Kraftfahrzeugsektor-Schutzgesetz: Geltungsbereich Kfz-Vertrieb
Das KraSchG gilt „für Vertriebsbindungsvereinbarungen über den Kauf oder Verkauf neuer Personenkraftwagen und leichter Nutzfahrzeuge und von Ersatzteilen für solche Kraftfahrzeuge sowie für Instandsetzungs- oder Wartungsdienstleistungen für Kraftfahrzeuge, die im Rahmen solcher Vertriebsbindungsvereinbarungen verkauft worden sind“ (§ 1 Abs 1 KraSchG).
Salopp gesprochen gilt das Kraftfahrzeugsektor-Schutzgesetz also für Kfz-Händlerverträge und für Kfz-Werkstattverträge. Also für den Kfz-Vertrieb.Die außergerichtliche Streitbeilegung nach dem Kraftfahrzeugsektor-Schutzgesetz
Die außergerichtliche Streitbeilegung nach dem Kraftfahrzeugsektor-Schutzgesetz
§ 7. (1) Ein Vertragsteil hat vor der Einbringung einer Klage über eine Streitigkeit aus der Vertriebsbindungsvereinbarung zur gütlichen Einigung eine Schlichtungsstelle zu befassen, einen Antrag nach § 433 Abs. 1 ZPO zu stellen oder, sofern die andere Partei damit einverstanden ist, den Streit einem Mediator zu unterbreiten.

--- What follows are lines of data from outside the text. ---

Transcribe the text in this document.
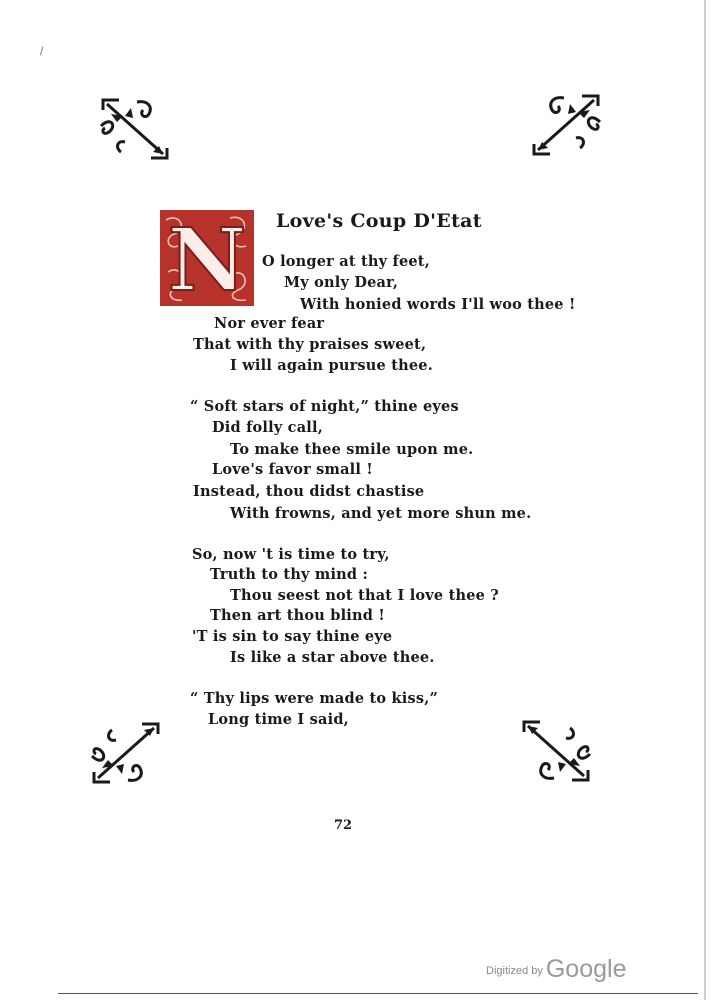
/
N Love's Coup D'Etat
O longer at thy feet,
My only Dear,
With honied words I'll woo thee !
Nor ever fear
That with thy praises sweet,
I will again pursue thee.
“ Soft stars of night,” thine eyes
Did folly call,
To make thee smile upon me.
Love's favor small !
Instead, thou didst chastise
With frowns, and yet more shun me.
So, now 't is time to try,
Truth to thy mind :
Thou seest not that I love thee ?
Then art thou blind !
'T is sin to say thine eye
Is like a star above thee.
“ Thy lips were made to kiss,”
Long time I said,
72
Digitized by Google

Die Klage ist nur zulässig, wenn drei Monate ab Einleitung des Schlichtungsverfahrens, ab Einlangen des Antrags bei Gericht oder ab Beginn der Mediation verstrichen sind, ohne dass eine gütliche Einigung erzielt worden ist.
(2) …
(3) Sofern die Beteiligten nichts anderes vereinbaren, hat die Kosten der Schlichtung, des gerichtlichen Vergleichs oder der Mediation zunächst die Partei zu tragen, die die gütliche Einigung angestrebt hat. Wenn keine gütliche Einigung erzielt werden kann, sind diese Kosten im Rechtsstreit wie vorprozessuale Kosten zu behandeln.… § 7 Kraftfahrzeugsektor-Schutzgesetz
(4) Die Schlichtungsstelle, das Gericht oder der Mediator haben dem Kläger eine schriftliche Bestätigung darüber auszustellen, dass keine gütliche Einigung erzielt werden konnte. Diese Bestätigung hat der Kläger der Klage anzuschließen.
Die in § 7 Abs 1 KraSchG (oben) genannte Bestimmung des § 433 Abs 1 ZPO regelt den Vergleichsversuch vor dem Bezirksgericht.
Drohende Konsequenz: Zurückweisung der Klage!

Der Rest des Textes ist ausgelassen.